8. The turbocharger (1) of claim 1, wherein the blind bore (58) of the compressor wheel (50) includes surface features (72) configured to facilitate connection between the compressor wheel (50) and the shaft (60).

9. The turbocharger (1) of claim 8, wherein the surface features (72) comprise a knurled surface.

10. A rotating assembly comprising:

a compressor wheel (50) including a nose (52), and a backwall (53) that is axially spaced from the nose (52), the backwall (53) having a blind bore (58) that opens at the backwall (53), and

a shaft (60) including a first end (61) that is connected to the turbine wheel, a second end (62) opposed to the first end (61), a journal portion (63) that adjoins the first end (61), a thrust portion (64) that adjoins the journal portion (63) and has a smaller cross-sectional dimension than the journal portion (63), a connection portion (66) that adjoins the thrust portion (64) and has a smaller cross-sectional dimension than the thrust portion (64), and a guide portion (69) that adjoins both the connection portion (66) and the second end (62), the guide portion (69) having a smaller cross-sectional dimension than the connection portion (66), wherein the connection portion (66) is cylindrical and has an outer surface that includes shaft surface features (72) configured to retain an adhesive thereon, and the bore (58) includes an inner surface that is stepped to correspond to the shape of the shaft guide portion (69) and connection portion (66), and the guide portion (69) and the connection portion (66) are received within the blind bore (58) of the compressor wheel (50) and are configured to connect the shaft (60) to the compressor wheel (50).

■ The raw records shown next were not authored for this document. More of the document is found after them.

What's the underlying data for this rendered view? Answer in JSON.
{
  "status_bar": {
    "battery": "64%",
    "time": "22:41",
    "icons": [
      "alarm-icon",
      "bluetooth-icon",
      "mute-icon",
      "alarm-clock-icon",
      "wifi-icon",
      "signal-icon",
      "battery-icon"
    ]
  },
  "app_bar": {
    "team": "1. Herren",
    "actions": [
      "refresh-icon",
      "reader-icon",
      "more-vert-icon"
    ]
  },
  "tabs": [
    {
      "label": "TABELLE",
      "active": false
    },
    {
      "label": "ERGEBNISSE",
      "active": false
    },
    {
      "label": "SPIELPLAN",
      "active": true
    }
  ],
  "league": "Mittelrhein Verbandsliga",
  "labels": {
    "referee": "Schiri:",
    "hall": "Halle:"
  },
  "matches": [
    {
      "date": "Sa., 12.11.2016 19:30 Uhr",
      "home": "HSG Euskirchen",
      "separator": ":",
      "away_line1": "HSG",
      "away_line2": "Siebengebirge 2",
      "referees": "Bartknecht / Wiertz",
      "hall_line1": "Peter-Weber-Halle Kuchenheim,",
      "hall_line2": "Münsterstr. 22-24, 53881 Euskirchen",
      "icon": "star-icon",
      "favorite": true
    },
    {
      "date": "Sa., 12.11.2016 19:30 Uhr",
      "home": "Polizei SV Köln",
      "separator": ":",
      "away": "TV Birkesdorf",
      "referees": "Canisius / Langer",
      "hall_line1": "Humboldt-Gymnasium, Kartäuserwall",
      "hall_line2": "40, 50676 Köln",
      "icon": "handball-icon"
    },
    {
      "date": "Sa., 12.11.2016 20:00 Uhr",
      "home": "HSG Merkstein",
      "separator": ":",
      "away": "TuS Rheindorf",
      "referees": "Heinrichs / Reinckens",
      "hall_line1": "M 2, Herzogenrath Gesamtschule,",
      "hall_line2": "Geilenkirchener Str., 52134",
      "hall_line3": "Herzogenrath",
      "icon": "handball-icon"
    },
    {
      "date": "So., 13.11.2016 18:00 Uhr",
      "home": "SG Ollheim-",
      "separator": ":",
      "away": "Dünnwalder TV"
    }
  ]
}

11. The rotating assembly of claim 10, wherein the shaft surface features (72) define cavities (76) that are disposed between the outer surface of the connection portion (66) and an inner surface of the bore (58).

12. The rotating assembly of claim 11, wherein the shaft surface features (72) include knurls.

13. The rotating assembly of claim 10, wherein an adhesive is disposed between the connection portion (66) and a surface of the bore (58).

14. The rotating assembly of claim 10, wherein the guide portion (69) is connected to a first portion of the bore (58) via an interference fit, and the connection portion (66) is connected to a second portion of the bore (58) via an adhesive.

15. The rotating assembly of claim 10, wherein the blind bore (58) of the compressor wheel (50) includes bore (58) surface features (72) configured to facilitate connection between the compressor wheel (50) and the shaft (60).